Daniel Gottesman, Perimeter Institute
Maximally sensitive sets of states
Coherent errors in a quantum system can, in principle, build up much more rapidly than incoherent errors, accumulating as the square of the number of qubits in the system rather than linearly. I will characterize the types of channels that can exhibit such behavior and present a simple protocol that can detect and characterize coherent errors whenever they are present, no matter what their nature. This allows us to identify coherent errors in gates and measurements to within a constant fraction of the maximum possible sensitivity to such errors.
Timothy Hsieh, Perimeter Institute
Preparing Critical and Thermofield Double States on a Quantum Computer
I will present an efficient variational approach for preparing highly entangled pure states as well as thermofield double states on a quantum computer. The latter, in addition to being of interest in the holographic correspondence, enables an alternative approach for simulating thermal states without an external heat bath.
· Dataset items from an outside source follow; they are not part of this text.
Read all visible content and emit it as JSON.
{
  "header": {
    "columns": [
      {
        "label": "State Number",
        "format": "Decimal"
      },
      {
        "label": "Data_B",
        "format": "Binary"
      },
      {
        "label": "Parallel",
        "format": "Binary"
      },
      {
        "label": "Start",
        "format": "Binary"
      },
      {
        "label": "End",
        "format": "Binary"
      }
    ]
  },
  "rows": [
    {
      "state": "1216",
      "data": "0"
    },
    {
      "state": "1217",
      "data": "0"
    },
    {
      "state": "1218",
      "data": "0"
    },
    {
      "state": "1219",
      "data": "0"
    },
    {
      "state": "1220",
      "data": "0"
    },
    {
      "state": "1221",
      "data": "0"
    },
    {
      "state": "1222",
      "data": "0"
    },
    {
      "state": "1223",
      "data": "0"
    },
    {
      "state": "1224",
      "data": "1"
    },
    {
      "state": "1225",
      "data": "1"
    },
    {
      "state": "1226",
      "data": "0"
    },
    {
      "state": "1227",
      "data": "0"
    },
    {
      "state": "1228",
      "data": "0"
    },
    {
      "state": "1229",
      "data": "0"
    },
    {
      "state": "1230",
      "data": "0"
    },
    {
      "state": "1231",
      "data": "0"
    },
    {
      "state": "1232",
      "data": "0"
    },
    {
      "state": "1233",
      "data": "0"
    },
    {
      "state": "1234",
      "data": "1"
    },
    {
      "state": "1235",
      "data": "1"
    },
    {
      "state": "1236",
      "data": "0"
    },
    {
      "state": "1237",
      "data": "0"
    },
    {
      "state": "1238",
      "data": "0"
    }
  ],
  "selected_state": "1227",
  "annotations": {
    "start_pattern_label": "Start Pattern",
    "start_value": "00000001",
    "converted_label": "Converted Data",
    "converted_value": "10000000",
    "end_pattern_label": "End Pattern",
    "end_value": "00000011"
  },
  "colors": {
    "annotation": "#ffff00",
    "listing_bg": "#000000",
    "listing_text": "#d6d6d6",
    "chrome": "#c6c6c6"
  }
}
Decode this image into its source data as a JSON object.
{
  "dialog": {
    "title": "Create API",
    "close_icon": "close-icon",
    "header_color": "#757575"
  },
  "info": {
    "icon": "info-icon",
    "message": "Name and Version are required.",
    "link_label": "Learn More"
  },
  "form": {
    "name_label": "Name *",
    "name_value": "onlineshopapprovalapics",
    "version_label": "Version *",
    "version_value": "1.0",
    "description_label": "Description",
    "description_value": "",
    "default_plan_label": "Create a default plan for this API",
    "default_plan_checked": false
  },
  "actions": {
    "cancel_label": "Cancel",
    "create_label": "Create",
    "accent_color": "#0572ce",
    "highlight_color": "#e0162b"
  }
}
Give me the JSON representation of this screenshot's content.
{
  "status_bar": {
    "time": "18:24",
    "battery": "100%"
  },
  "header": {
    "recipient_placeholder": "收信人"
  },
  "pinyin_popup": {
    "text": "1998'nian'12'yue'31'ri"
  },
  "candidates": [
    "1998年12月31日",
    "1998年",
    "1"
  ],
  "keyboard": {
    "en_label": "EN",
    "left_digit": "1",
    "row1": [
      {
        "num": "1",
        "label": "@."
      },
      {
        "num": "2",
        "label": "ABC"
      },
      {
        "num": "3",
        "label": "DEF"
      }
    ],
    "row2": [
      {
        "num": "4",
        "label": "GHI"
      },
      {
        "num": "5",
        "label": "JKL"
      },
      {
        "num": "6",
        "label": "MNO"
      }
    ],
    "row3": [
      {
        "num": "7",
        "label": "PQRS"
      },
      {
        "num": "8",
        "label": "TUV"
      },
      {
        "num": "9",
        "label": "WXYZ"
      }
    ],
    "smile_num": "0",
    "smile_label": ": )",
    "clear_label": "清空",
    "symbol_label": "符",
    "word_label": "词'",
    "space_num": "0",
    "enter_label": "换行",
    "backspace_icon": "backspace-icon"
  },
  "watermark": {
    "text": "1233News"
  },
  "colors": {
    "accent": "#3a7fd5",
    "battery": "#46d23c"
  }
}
Rajibul Islam, Institute for Quantum Computing
Quantum simulation of 2D and 3D spin models in a linear chain of ions
Trapped ions are among the most advanced technology platforms for quantum information processing, in particular quantum simulation. However, ions are most readily trapped as a linear chain in radio-frequency traps, limiting their use to simulate higher dimensional quantum systems. In this talk, I'll describe an analog and an analog-digital hybrid [1] quantum simulation protocols to simulate programmable 2D and 3D spin models in a linear ion chain, by manipulating phonon-mediated long-ranged interactions between ion spins. The ability to dynamically engineer lattice geometries enables the investigation of a rich variety of physical phenomena such as spin frustration, topological states, and quantum quenches.
[1] Rajabi et al., npj Quantum Information 5:32 (2019)
Na Young Kim, University of Waterloo
Polariton Graph Network
Ashley Milsted, Perimeter Institute
TensorNetwork: accelerating tensor network computations and improving the coding experience
Tensor networks are powerful computational tools, widely used in condensed matter physics, and increasingly in high-energy physics, with promising applications to machine learning problems. Developed in collaboration with Google and X, we present TensorNetwork: a new software package that makes it easier to code tensor network algorithms and, by using a framework like TensorFlow as a backend, to accelerate computations using specialized hardware (GPUs, TPUs) and integrate tensor networks into machine-learning projects.
Guifre Vidal, Perimeter Institute
Simulating an expanding universe on Google's Bristlecone
I will describe a proposal to simulate MERA on Google's 72 qubit NISQ device known as Bristlecone, and explain how it can be the basis for simulating inflation in an early universe. Other applications of this proposal include benchmarking of the NISQ device, hybrid classical quantum optimizations and quantum machine learning.
Chris Wilson, University of Waterloo
Quantum Simulation of Lattice Field Theories with Microwave Photons
Using superconducting parametric cavities, we have demonstrated much of the toolbox of linear quantum optics, but also extended it by taking advantage of the strong nonlinearities of superconducting circuits. In a set of experiments, we have used these parametric cavities as a platform for analog quantum simulation of lattice field theories. Preliminary results already show the promise of the platform for this application. For instance, a single device can simulate a number of different models, including topological and chiral models, in a flexible and programmable way.